Wisconsin Unions Lose Bid to Block Walker’s Right-to-Work Law

Wisconsin Governor Scott Walker walks off stage after speaking at the annual Conservative Political Action Conference (CPAC) at National Harbor, Maryland, outside Washington, DC on February 26, 2015.

NICHOLAS KAMM/AFP/Getty Images

Wisconsin Governor Scott Walker’s administration beat back an organized labor bid to block a law barring the collection of fees from people who opt out of joining their workplace unions.

Walker, a second-term governor, is looking to fortify his anti-union credentials as he gears up for a likely run at the Republican presidential nomination next year. He’s in South Carolina today, where he spoke to about 150 Republicans gathered in Columbia.

“I signed into law what now makes Wisconsin the 25th state in the nation to have right to work,” he said to applause. “We want people to have the freedom to work, no matter where they work, or what they do, or what their background.”

Three labor groups sued to invalidate the Wisconsin law, claiming it forces them to represent non-union employees within unionized workplaces for free. They sought a court order putting the legislation known as Act 1 on hold while they challenged it.

Judge C. William Foust in Madison, Wisconsin, on Thursday denied the request, ruling the suing unions failed to prove they’d be irreparably harmed by the law. The lawsuit can proceed while the legislation remains in place.

The union skirmish arose as Walker, 47, began wooing voters in Iowa and while newly elected Republican Governor Bruce Rauner in neighboring Illinois fights to preserve his own executive order barring non-union public workers from being forced to pay so-called fair-share fees.

Indiana Challenges

A similar provision in Indiana withstood state and federal lawsuits while a challenge to the measure in Michigan is still pending in Detroit federal court.
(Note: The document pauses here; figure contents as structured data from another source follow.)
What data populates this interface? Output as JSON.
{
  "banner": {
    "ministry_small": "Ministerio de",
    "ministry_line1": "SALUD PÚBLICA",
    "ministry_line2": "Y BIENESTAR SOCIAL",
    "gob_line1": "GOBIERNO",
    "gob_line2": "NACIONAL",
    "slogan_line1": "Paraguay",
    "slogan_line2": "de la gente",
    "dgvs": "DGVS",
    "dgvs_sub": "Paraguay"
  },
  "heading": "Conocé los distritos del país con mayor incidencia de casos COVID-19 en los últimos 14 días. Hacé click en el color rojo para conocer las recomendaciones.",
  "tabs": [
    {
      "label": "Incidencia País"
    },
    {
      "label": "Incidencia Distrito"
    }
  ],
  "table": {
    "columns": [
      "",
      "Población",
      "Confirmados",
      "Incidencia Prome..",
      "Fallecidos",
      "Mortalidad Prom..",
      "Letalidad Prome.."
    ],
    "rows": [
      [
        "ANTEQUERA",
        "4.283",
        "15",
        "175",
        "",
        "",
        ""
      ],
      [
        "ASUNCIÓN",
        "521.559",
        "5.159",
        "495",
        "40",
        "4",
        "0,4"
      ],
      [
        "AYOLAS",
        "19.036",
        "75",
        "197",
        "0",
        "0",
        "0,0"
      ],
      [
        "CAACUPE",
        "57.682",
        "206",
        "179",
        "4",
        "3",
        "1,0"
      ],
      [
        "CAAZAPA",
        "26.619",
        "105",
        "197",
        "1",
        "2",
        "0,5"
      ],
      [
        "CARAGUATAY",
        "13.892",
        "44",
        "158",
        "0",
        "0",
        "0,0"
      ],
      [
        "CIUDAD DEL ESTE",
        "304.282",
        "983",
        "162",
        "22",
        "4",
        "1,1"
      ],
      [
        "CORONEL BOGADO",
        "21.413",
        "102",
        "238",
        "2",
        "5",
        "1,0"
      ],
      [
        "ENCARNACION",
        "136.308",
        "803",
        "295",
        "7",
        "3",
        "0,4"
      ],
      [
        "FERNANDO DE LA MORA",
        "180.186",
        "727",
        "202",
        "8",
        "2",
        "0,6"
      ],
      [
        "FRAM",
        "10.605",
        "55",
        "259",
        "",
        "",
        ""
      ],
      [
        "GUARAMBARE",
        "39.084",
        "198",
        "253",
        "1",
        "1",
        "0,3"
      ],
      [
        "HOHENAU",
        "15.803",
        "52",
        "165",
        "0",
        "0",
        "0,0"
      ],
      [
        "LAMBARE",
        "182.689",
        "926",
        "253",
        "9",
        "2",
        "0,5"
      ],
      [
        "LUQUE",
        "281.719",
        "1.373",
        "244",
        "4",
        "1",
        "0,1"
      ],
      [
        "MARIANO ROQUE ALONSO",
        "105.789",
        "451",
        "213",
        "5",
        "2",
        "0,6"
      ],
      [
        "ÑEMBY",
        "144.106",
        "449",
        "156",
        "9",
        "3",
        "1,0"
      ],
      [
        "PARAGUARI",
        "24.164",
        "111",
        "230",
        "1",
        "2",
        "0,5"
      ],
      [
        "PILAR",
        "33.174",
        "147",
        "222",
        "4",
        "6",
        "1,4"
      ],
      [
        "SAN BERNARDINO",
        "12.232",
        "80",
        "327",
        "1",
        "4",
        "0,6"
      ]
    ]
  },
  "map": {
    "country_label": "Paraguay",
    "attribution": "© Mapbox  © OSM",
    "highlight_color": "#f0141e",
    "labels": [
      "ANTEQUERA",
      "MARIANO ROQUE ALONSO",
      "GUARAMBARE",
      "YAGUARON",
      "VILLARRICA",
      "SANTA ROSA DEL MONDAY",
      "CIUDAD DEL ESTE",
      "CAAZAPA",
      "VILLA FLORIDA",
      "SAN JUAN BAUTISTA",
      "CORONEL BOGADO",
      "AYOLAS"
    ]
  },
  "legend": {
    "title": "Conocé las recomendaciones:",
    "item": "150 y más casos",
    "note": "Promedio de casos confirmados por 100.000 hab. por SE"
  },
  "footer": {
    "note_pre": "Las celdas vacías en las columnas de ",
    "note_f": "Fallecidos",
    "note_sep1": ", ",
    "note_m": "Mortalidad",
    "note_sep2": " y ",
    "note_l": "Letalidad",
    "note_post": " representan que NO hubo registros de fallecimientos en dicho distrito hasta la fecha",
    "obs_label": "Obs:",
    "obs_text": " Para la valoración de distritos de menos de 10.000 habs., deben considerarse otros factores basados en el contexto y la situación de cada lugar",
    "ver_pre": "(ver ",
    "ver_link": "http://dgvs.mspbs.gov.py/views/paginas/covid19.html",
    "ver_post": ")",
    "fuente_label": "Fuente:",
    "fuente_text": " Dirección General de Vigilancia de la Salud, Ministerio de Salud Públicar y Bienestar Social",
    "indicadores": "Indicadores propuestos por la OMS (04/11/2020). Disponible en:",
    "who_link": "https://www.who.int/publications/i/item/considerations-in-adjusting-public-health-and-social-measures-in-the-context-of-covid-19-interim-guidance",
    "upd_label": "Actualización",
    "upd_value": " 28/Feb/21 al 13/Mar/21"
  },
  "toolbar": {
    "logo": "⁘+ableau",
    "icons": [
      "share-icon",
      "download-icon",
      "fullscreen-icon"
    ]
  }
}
Wisconsin’s Act 1 makes it a crime to require the payment of union fees by non-members as a condition of employment.

Opponents suing to overturn the legislation include the Wisconsin State AFL-CIO which, according to its complaint, represents more than 200 affiliated groups with 100,000 private-sector workers among them.

State law requires unions to represent the majority of a workplace’s employees, according to the labor groups. State and federal laws require unions to represent everyone in a unionized workplace fairly whether they’re members or not.

“Unions do not have the option to do nothing,” labor lawyer Frederick Perillo said in court on Thursday. Act 1 “requires us to provide real representation that costs real money.”

Expensive Changes

Assistant State Attorney General David Meany countered that the law had no effect on the amount of money unions had in their treasuries and that the law wasn’t taking anything from them. He likened the measure to changes other businesses must make to comply with new laws which can be expensive but aren’t unconstitutionally taking property from them.

Republican state Attorney General Brad Schimel said in court filings that right-to-work laws are allowed by the federal law.

States are allowed to choose between fair-share union security agreements or right-to-work provisions, Schimel said. “Wisconsin chose the latter.”

Unions are free to offer fewer services to member and non-member employees in a particular workplace, the attorney general said.

Foust, while holding the door open for the labor groups to prove Act 1 is unconstitutional at a later date, called their claims of immediate irreparable harm “speculative.”

Wisconsin AFL-CIO President Phil Neuenfeldt called the judge’s ruling “another injustice for working people.”

Walker, after fending off a union-backed recall, last year won a four-year court battle over 2011 legislation curbing the collective bargaining power of some public sector employees.

He was re-elected in November, defeating Democrat Mary Burke.

The case is Machinists Local Lodge 1061 v. State of Wisconsin, 15-cv-0628, Dane County, Wisconsin, Circuit Court (Madison).